At a widely covered press conference in December 2015, then-governor Peter
Shumlin announced that a $3 million grant from the U.S. Department of Health
and Human Services would allow the state to start providing Vivitrol to inmates about to be released from prison, as well as to patients at residential treatment facilities.

Vivitrol reduces cravings and blocks opiate highs for about a month. For inmates who haven’t been able to access treatment such as methadone or Suboxone while in prison, it can serve as a bridge, giving them some stability while they line up a longer-term recovery plan. Studies have shown that recently incarcerated people are at a heightened risk of overdosing.

The initiative attracted national attention when it was launched, but it’s only benefited a handful of inmates. DOC has administered 11 injections since the start of the three-year pilot in 2016 — 10 at Marble Valley Regional Correctional Facility in Rutland, where the program was first launched, and one at Chittenden Regional Correctional Facility in South Burlington.

“That doesn’t sound like a lot, but it’s a lot compared to what we started with. For months and months and months we were at one person, so an increase to 11 is actually pretty good,” said Corrections Commissioner Lisa Menard.

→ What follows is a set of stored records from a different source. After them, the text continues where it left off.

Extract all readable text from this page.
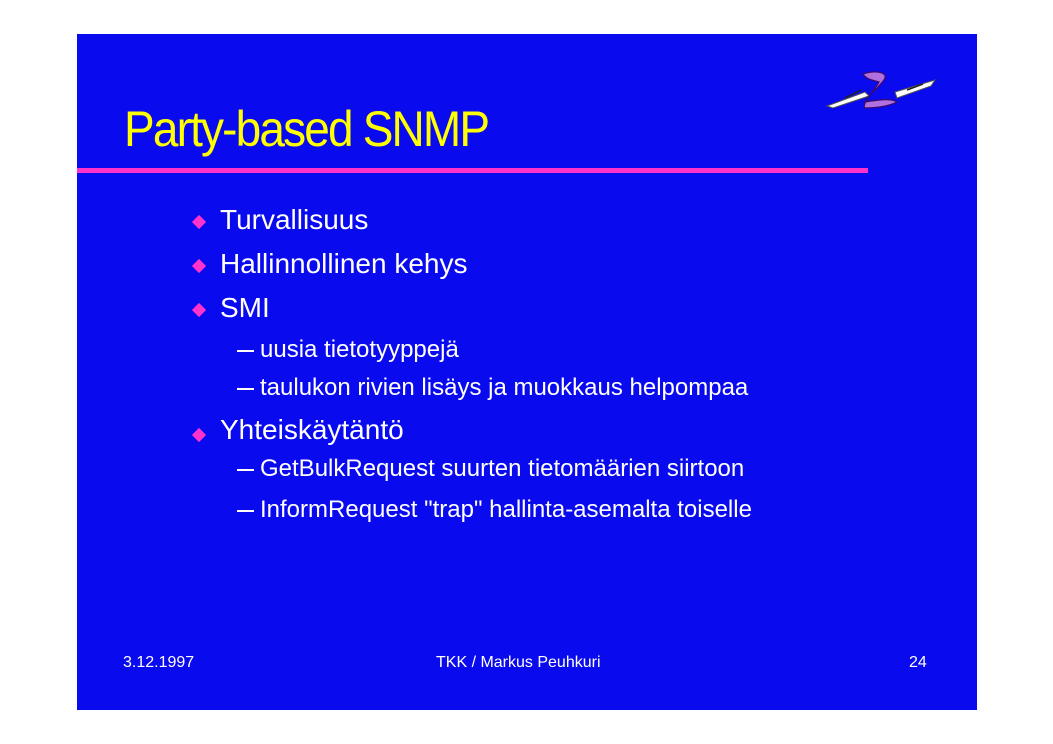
Party-based SNMP
Turvallisuus
Hallinnollinen kehys
SMI
uusia tietotyyppejä
taulukon rivien lisäys ja muokkaus helpompaa
Yhteiskäytäntö
GetBulkRequest suurten tietomäärien siirtoon
InformRequest "trap" hallinta-asemalta toiselle
3.12.1997	TKK / Markus Peuhkuri	24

Her explanation for the slow start? “It just doesn’t seem to be something that the inmate population has embraced yet.”

But it’s unclear how many inmates are aware of the option.

Menard observed that “it wouldn’t be inappropriate to put up signs and pamphlets” informing inmates that they can get Vivitrol at no cost, but facilities don’t do this.

“We’re not actively advertising,” confirmed health services director Ben Watts. Menard said she believes case managers and health services staff do ask inmates if they’re interested in trying Vivitrol.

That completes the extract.